Research reveals that proteins involved in autism interact with many more partners than previously known.
The study on autism genes reveals that proteins involved in autism interact with many more partners than previously detected, because they involve alternatively spliced forms of autism genes found in the brain. The study published in the online issue of Nature Communications details research by a team from the University of California, San Diego School of Medicine and the Center for Cancer Systems Biology at the Dana-Farber Cancer Institute that uncovers a new aspect of autism.
Hundreds of new variants of autism genes were isolated from the human brain, and the scientists then screened their protein products against thousands of other proteins to identify interacting partners. Proteins produced by alternatively-spliced autism genes and their many partners formed a biological network that produced showed how autism genes are connected.
“When the newly discovered splice forms of autism genes were added to the network, the total number of interactions doubled,” said principal investigator Lilia Iakoucheva, PhD, assistant professor in the department of psychiatry at UC San Diego. The splice forms interacted with a different set of proteins in some cases. “What we see from this network is that different variants of the same protein could alter the wiring of the entire system,” Iakoucheva said.

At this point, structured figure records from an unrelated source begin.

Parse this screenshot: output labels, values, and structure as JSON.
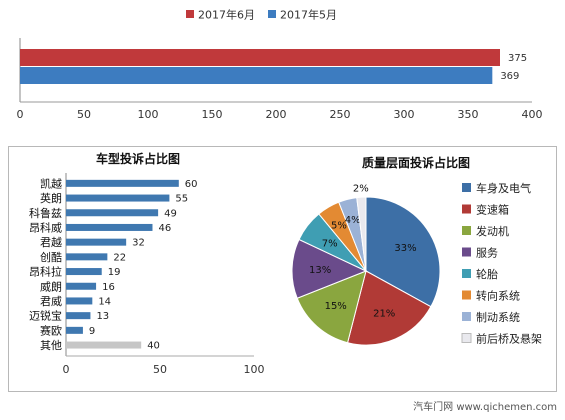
{
  "chart_data": [
    {
      "type": "bar",
      "orientation": "horizontal",
      "title": "",
      "categories": [
        ""
      ],
      "series": [
        {
          "name": "2017年6月",
          "color": "#c0393b",
          "values": [
            375
          ]
        },
        {
          "name": "2017年5月",
          "color": "#3d7cc0",
          "values": [
            369
          ]
        }
      ],
      "xlim": [
        0,
        400
      ],
      "ticks": [
        0,
        50,
        100,
        150,
        200,
        250,
        300,
        350,
        400
      ],
      "legend": "top",
      "grid": false
    },
    {
      "type": "bar",
      "orientation": "horizontal",
      "title": "车型投诉占比图",
      "categories": [
        "凯越",
        "英朗",
        "科鲁兹",
        "昂科威",
        "君越",
        "创酷",
        "昂科拉",
        "威朗",
        "君威",
        "迈锐宝",
        "赛欧",
        "其他"
      ],
      "values": [
        60,
        55,
        49,
        46,
        32,
        22,
        19,
        16,
        14,
        13,
        9,
        40
      ],
      "colors": [
        "#3f78b0",
        "#3f78b0",
        "#3f78b0",
        "#3f78b0",
        "#3f78b0",
        "#3f78b0",
        "#3f78b0",
        "#3f78b0",
        "#3f78b0",
        "#3f78b0",
        "#3f78b0",
        "#c6c6c6"
      ],
      "xlim": [
        0,
        100
      ],
      "ticks": [
        0,
        50,
        100
      ]
    },
    {
      "type": "pie",
      "title": "质量层面投诉占比图",
      "slices": [
        {
          "label": "车身及电气",
          "value": 33,
          "text": "33%",
          "color": "#3d6fa6"
        },
        {
          "label": "变速箱",
          "value": 21,
          "text": "21%",
          "color": "#b13a36"
        },
        {
          "label": "发动机",
          "value": 15,
          "text": "15%",
          "color": "#8aa63f"
        },
        {
          "label": "服务",
          "value": 13,
          "text": "13%",
          "color": "#6a4b8b"
        },
        {
          "label": "轮胎",
          "value": 7,
          "text": "7%",
          "color": "#3f9eb3"
        },
        {
          "label": "转向系统",
          "value": 5,
          "text": "5%",
          "color": "#e38a33"
        },
        {
          "label": "制动系统",
          "value": 4,
          "text": "4%",
          "color": "#9bb2d6"
        },
        {
          "label": "前后桥及悬架",
          "value": 2,
          "text": "2%",
          "color": "#e9e9ee"
        }
      ],
      "legend": "right"
    }
  ],
  "credit": "汽车门网 www.qichemen.com"
}
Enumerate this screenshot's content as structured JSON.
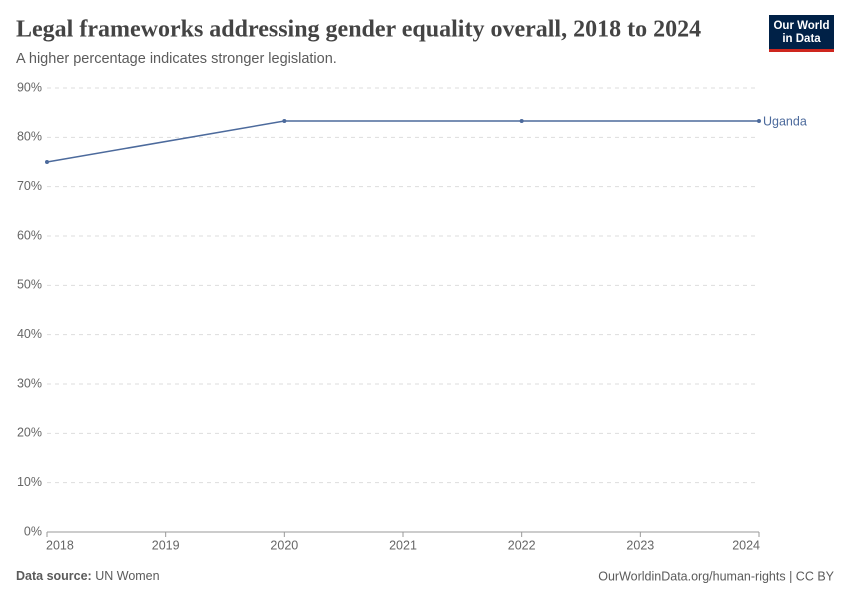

How multiple autism genes connect to one another was also examined. The scientists discovered that one class of mutations involved in autism, known as copy number variants, involve genes that are closely connected to each other directly or indirectly through a common partner. “This suggests that shared biological pathways may be disrupted in patients with different autism mutations,” said Guan Ning Lin, PhD, a postdoctoral fellow in Iakoucheva’s laboratory.